Justice Stephen G. Breyer will continue to take part in the Supreme Court’s review of a major energy policy case even though, when the Justices heard oral arguments in the case on Wednesday, his wife owned stock in a company that owns a firm directly involved in Federal Energy Regulatory Commission v. Electric Power Supply Association. The day after the hearing, that stock was sold.
Lawyers involved in the case were informed on Thursday by Scott S. Harris, the Clerk of the Court, that, after the sale, Breyer “has no reason to believe that the financial interest could be substantially affected by the outcome of the case.” As a result, Harris added, Breyer has “concluded that he should continue to participate in this case.”
The stock sale apparently occurred after Greg Stohr, a reporter for Bloomberg News, had contacted Breyer’s chambers about Joanna Breyer’s ownership of 750 shares of Johnson Controls, Inc. Johnson Controls owns EnergyConnect, Inc., which is directly involved in the case.
One Justice, Samuel A. Alito, Jr., had sat out the case on Wednesday and is not taking part because he, too, apparently owns Johnson Controls stock, according to the Bloomberg story.
Alito’s absence has raised the possibility, made to seem more real from the discussion at Wednesday’s hearing, that the remaining eight Justices could split four to four, unless some way to proceed to decide the merits could be worked out in private deliberations.
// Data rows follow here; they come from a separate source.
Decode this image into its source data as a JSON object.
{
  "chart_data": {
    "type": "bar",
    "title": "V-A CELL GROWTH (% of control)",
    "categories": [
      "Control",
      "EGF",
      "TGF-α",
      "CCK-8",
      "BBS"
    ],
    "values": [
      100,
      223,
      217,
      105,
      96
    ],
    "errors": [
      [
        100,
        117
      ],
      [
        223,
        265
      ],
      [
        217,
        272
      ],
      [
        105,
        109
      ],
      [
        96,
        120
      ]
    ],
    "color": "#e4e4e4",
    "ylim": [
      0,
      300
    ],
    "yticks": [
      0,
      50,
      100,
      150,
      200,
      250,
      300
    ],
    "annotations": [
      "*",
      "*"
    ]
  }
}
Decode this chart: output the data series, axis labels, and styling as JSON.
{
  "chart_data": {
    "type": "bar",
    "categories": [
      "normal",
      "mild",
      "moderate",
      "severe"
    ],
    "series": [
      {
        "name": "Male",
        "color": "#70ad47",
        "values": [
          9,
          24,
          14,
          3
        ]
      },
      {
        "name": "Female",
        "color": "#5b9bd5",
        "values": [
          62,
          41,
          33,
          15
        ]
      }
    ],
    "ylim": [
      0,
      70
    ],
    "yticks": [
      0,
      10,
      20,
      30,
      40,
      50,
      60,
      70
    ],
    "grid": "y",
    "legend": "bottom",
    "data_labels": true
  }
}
Justice Breyer’s decision to remain involved — he noted that he had “devoted substantial judicial time to this case” — might be a hint that the Court’s members are determined to try to resolve the case on the legal issues at stake, rather than have it go off on a four-to-four split.
Such a split would simply uphold a federal appeals court decision against FERC, depriving that agency of a major part of the authority it has used to regulate the wholesale electricity market in the modern format that industry has adopted.
Ordinarily, judicial ethics rules require federal judges to avoid taking part in a case in which they have a financial interest that could be substantially affected by the outcome. While Harris’s letter to counsel suggested that Breyer had found no reason to believe that the stock interest could be affected significantly by the outcome, it did not give any reason for that conclusion.
The Clerk’s letter said that a search in Justice Breyer’s chambers for a potential conflict of interest — apparently made before Wednesday’s hearing — “inadvertently failed to find this potential conflict.”
It is up to individual Justices to make the choice about disqualifying themselves from a case.